Question

A male Haemophiliac, marries a normal woman, and they have four normal children, two boys (Mark and Mike) and two girls (Molly and Mary). Mark, Mike, Molly, and Mary all marry normal individuals and have children. The children (male and female) of Mark's or Mike's children were normal but the sons of Molly and Mary all display symptoms of Haemophilia while their daughters do not.
Which of the following statements best explains the reason that Mark, Mike, Molly, and Mary do not display symptoms of Haemophilia, even though their father, John, is a Haemophiliac?

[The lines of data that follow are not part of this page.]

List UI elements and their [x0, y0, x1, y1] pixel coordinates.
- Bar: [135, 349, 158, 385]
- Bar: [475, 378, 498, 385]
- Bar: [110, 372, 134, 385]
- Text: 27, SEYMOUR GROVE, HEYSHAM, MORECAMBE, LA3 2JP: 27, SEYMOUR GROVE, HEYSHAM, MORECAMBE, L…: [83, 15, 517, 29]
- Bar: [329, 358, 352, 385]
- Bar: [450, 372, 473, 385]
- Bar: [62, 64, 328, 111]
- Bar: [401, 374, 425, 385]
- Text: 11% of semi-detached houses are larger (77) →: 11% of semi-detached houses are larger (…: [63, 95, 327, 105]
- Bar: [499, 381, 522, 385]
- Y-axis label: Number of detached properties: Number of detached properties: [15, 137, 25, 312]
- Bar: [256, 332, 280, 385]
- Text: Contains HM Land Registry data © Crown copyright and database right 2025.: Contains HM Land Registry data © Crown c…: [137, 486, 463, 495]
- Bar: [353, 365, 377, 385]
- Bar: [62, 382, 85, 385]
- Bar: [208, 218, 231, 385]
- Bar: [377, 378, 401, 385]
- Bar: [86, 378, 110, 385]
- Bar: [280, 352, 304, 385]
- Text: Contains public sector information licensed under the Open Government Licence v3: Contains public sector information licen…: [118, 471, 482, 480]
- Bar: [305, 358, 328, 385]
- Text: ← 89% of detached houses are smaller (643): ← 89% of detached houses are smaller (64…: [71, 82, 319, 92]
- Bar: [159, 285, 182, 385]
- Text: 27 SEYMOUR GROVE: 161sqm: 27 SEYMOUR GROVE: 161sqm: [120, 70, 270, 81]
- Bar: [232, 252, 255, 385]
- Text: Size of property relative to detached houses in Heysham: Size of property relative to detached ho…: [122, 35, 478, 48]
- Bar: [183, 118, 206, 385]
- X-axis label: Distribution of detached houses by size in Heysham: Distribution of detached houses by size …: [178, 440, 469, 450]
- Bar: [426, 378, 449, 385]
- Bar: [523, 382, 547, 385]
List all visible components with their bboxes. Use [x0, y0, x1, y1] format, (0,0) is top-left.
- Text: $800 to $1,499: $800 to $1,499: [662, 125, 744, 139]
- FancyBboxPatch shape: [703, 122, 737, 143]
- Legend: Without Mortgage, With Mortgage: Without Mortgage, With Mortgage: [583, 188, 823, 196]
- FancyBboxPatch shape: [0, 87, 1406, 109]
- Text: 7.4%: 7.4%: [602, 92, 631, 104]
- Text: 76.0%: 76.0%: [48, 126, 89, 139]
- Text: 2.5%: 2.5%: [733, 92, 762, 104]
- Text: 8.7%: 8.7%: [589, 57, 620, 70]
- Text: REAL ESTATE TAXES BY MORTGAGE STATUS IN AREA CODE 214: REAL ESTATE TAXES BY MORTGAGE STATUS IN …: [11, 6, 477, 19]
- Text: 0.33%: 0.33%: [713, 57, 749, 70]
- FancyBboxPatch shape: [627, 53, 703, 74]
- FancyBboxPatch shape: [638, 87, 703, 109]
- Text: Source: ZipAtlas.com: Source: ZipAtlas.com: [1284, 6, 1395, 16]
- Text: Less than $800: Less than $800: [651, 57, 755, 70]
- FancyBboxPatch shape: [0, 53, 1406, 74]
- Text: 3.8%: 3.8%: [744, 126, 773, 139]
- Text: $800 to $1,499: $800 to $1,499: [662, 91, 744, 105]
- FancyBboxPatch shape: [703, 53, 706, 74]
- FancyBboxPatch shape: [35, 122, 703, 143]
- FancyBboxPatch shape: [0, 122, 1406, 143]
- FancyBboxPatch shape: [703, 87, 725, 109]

A. Haemophilia is an X-linked disorder, and John can pass on only his Y chromosome.
B. Haemophilia is an X-linked disorder and even though Molly and Mary received a Haemophiliac X chromosome from father, mother gave them a normal X chromosome.
C. Haemophilia is a Y-linked disorder and therefore cannot be displayed in females.
D. Haemophilia is a Y-linked disorder and Mark and Mike must have received an X chromosome from John.

Answer 1

Hint: The gene that causes haemophilia is passed from parent to child. A mother that carries the gene is known as a carrier, and she has a half chance of having a son with Haemophilia and a half (50%) chance of having a daughter who is also a carrier.

Complete Answer:
Haemophilia is a bleeding disorder that slows the blood clotting process. Haemophilia A and haemophilia B are inherited in an X-linked recessive pattern. The genes involved with this phenomenon are present on the X chromosome that is one of the two sex chromosomes. In males which have only one X chromosome, one changed duplicate of the gene in every cell is enough to occur the phenomenon.

Now, let us find the solution from the option.
- Out of this family, the only members that express this condition are males. This is a tip-off for X-linked disorders, which are more usual in males, because they have only a single X chromosome.
- John’s genotype is XhY. He transferred his Y chromosome to Mark and Mike; they also got a normal X from Jane, so they do not have Haemophilia, nor can they transfer it on to their child. Molly and Mary got Xh from John but also got a normal X from Jane, so they are bearers of Haemophilia but do not show its symptoms.

Thus, the correct option is B. i.e. Haemophilia is an X-linked disorder and even though Molly and Mary received a Haemophiliac X chromosome from father, mother gave them a normal X chromosome.

Note: Haemophilia is usually an inherited bleeding disorder in which the blood does not clot properly. Blood consists of different types of proteins known as clotting factors that function as to prevent bleeding. Persons with haemophilia have low numbers of factor VIII or factor IX. The intensity of hemophilia that an individual has is recognized by the quantity of factors in the blood. The less the quantity of the factor, the more bleeding will occur which can cause severe health issues.